Andrew J. Kurtz, PhD

2024 GSBS Distinguished Alumnus Award

This award is presented annually to a graduate who has made outstanding contributions in the area of service, involvement and leadership or has achieved special recognition in his or her professional career. This is the highest honor bestowed to an alumnus by the GSBS Alumni Associates.

About Dr. Kurtz

Andrew (Andy) Kurtz completed his PhD in the Department of Human Biological Chemistry and Genetics at the University of Texas Medical Branch in 2003. 

From 2005 until 2007, he was an American Association for the Advancement of Science (AAAS) Science and Technology Policy Fellow at the National Cancer Institute (NCI), part of the US National Institutes of Health (NIH).  He has been a Program Director at the NCI since 2007 and currently works in the NCI’s Center for Strategic Scientific Initiatives.  For almost 19 years, Dr. Kurtz has been responsible for supporting and leading research programs that represent new and emerging opportunities for the NCI and the NIH.  
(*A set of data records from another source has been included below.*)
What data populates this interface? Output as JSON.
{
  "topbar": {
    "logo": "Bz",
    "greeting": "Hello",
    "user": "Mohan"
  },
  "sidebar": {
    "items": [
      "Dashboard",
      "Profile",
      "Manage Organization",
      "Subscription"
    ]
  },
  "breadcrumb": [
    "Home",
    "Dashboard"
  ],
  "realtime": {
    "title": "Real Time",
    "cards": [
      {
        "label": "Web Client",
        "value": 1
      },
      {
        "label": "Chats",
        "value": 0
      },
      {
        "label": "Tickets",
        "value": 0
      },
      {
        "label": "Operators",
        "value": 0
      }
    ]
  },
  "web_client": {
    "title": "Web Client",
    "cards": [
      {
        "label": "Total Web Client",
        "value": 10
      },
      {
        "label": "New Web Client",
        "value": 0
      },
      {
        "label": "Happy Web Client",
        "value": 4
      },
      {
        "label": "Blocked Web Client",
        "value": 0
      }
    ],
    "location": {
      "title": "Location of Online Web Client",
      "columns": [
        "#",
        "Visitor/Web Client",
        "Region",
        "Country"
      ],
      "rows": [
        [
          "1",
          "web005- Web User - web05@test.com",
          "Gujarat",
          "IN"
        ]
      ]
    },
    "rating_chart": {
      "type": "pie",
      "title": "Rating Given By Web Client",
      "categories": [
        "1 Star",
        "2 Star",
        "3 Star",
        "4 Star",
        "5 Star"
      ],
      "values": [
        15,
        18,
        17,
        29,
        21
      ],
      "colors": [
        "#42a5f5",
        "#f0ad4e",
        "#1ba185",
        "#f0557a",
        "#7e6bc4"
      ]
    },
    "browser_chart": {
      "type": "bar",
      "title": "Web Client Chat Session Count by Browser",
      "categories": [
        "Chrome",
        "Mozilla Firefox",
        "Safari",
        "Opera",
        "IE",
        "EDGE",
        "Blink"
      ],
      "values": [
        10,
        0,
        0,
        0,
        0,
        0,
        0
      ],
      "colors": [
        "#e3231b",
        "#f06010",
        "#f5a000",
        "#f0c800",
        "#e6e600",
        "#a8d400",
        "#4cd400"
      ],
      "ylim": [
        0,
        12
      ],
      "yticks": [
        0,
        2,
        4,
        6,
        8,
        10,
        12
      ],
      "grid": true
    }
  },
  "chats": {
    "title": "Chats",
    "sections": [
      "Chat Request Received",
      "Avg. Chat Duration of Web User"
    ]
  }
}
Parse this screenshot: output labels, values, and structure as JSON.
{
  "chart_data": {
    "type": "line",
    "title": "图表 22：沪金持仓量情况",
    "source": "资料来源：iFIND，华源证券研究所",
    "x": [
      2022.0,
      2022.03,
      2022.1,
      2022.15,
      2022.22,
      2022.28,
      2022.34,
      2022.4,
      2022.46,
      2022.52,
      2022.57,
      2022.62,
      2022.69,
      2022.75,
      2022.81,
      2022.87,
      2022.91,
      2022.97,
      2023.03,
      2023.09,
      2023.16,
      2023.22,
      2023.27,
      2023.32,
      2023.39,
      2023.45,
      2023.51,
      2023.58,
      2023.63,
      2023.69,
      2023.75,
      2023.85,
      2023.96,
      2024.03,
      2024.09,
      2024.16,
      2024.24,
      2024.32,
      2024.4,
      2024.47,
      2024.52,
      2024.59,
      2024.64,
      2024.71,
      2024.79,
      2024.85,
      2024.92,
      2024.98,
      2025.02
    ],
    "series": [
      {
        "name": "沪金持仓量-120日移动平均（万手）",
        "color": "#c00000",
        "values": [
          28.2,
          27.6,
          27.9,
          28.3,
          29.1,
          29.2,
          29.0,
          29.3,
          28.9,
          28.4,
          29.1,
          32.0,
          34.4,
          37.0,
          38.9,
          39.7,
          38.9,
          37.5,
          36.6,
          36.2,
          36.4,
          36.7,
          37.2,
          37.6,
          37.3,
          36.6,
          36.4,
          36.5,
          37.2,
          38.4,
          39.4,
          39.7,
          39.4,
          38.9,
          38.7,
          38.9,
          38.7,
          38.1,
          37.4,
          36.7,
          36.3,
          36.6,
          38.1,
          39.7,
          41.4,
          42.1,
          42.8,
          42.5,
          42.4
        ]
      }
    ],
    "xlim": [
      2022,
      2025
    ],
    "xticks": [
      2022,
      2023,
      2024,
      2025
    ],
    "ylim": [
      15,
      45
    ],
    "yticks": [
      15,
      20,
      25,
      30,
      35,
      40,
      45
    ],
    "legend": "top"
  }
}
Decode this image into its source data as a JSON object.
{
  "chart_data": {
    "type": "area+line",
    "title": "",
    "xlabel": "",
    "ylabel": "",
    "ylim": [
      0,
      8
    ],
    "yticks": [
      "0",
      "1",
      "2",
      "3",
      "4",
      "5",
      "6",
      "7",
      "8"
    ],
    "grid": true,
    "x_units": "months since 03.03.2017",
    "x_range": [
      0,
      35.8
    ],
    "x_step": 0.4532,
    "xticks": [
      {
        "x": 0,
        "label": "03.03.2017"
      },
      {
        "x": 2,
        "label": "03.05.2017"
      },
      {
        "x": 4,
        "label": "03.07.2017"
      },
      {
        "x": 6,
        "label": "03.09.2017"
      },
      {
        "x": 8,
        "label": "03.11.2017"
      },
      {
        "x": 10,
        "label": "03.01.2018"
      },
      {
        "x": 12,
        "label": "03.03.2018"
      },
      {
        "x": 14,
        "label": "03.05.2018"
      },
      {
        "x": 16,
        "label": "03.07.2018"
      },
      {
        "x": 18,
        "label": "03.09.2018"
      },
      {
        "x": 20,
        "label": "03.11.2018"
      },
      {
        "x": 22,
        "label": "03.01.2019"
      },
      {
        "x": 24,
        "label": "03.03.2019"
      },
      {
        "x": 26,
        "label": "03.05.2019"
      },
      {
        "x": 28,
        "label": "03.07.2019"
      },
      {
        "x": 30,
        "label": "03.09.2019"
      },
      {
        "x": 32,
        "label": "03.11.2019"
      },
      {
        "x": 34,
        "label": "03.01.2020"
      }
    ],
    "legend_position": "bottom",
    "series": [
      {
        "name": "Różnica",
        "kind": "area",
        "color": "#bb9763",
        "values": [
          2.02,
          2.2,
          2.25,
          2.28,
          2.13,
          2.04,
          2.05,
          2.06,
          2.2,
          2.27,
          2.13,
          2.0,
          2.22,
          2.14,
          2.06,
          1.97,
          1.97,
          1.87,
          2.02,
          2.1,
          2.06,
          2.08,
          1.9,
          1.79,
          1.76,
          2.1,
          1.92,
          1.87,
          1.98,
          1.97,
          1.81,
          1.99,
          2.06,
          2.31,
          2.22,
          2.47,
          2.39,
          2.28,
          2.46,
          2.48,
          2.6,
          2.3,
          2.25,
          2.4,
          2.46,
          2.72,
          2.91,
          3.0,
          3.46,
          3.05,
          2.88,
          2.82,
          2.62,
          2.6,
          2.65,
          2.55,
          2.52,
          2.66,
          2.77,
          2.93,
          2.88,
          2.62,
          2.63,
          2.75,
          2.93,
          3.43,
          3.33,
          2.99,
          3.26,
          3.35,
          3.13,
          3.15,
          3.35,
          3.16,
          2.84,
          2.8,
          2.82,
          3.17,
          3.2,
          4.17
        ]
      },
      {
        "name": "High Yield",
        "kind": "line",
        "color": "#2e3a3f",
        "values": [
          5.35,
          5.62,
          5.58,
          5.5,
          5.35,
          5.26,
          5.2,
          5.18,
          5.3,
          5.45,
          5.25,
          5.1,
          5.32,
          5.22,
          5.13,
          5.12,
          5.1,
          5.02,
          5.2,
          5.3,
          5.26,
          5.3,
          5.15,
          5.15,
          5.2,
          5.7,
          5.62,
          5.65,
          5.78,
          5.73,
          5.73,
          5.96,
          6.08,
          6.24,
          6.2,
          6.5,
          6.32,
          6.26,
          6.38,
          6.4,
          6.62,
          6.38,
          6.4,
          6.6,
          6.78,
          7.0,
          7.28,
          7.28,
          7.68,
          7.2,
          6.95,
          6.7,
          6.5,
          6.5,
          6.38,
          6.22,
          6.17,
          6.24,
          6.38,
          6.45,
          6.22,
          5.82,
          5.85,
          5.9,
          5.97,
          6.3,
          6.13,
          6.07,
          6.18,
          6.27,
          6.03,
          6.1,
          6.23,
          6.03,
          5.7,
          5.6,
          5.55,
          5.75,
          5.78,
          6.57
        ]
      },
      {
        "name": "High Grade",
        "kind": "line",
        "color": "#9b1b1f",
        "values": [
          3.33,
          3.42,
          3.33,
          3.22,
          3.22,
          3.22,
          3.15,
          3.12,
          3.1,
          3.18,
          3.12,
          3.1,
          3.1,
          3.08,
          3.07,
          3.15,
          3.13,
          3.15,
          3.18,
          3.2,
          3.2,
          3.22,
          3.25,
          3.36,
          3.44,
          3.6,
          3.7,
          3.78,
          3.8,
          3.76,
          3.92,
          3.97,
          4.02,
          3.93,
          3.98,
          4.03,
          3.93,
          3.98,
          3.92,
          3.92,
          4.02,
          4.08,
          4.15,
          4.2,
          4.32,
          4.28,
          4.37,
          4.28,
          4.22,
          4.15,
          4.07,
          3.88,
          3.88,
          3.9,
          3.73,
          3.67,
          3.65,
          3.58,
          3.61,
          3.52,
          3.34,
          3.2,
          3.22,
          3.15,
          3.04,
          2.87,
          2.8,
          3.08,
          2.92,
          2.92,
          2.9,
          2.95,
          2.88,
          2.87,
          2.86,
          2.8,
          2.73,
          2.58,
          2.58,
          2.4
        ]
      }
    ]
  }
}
He served on the NIH management team that launched The Cancer Genome Atlas (TCGA) pilot project, a landmark cancer genomics effort that began in 2006 and ultimately characterized molecular aberrations in 20,000 primary tumors across 33 cancer types.  He was instrumental in establishing a new center to oversee NCI’s Small Business Innovation Research (SBIR) program, and in 2014, he was responsible for co-creating the NIH Innovation Corps entrepreneurship training program, which provides mentorship and instruction to NIH grantees on translating new biomedical technologies from the lab to marketplace. 

Currently, Dr. Kurtz co-leads the Cancer Grand Challenges initiative, a partnership established in 2020 between the NCI and Cancer Research United Kingdom (CRUK), the world’s leading charity dedicated to supporting cancer research.  The goal of Cancer Grand Challenges is to support international, multidisciplinary teams who are attempting to solve difficult research questions with the potential to dramatically improve outcomes for cancer patients. 

Dr. Kurtz has received numerous NIH awards and was selected in 2016 to the Excellence in Government Fellows program sponsored by the Partnership for Public Service. 

Outside of his responsibilities at the NCI, Dr. Kurtz has served as an Adjunct Faculty Instructor at the University of Maryland Baltimore County, teaching a course on translational cancer biotechnology.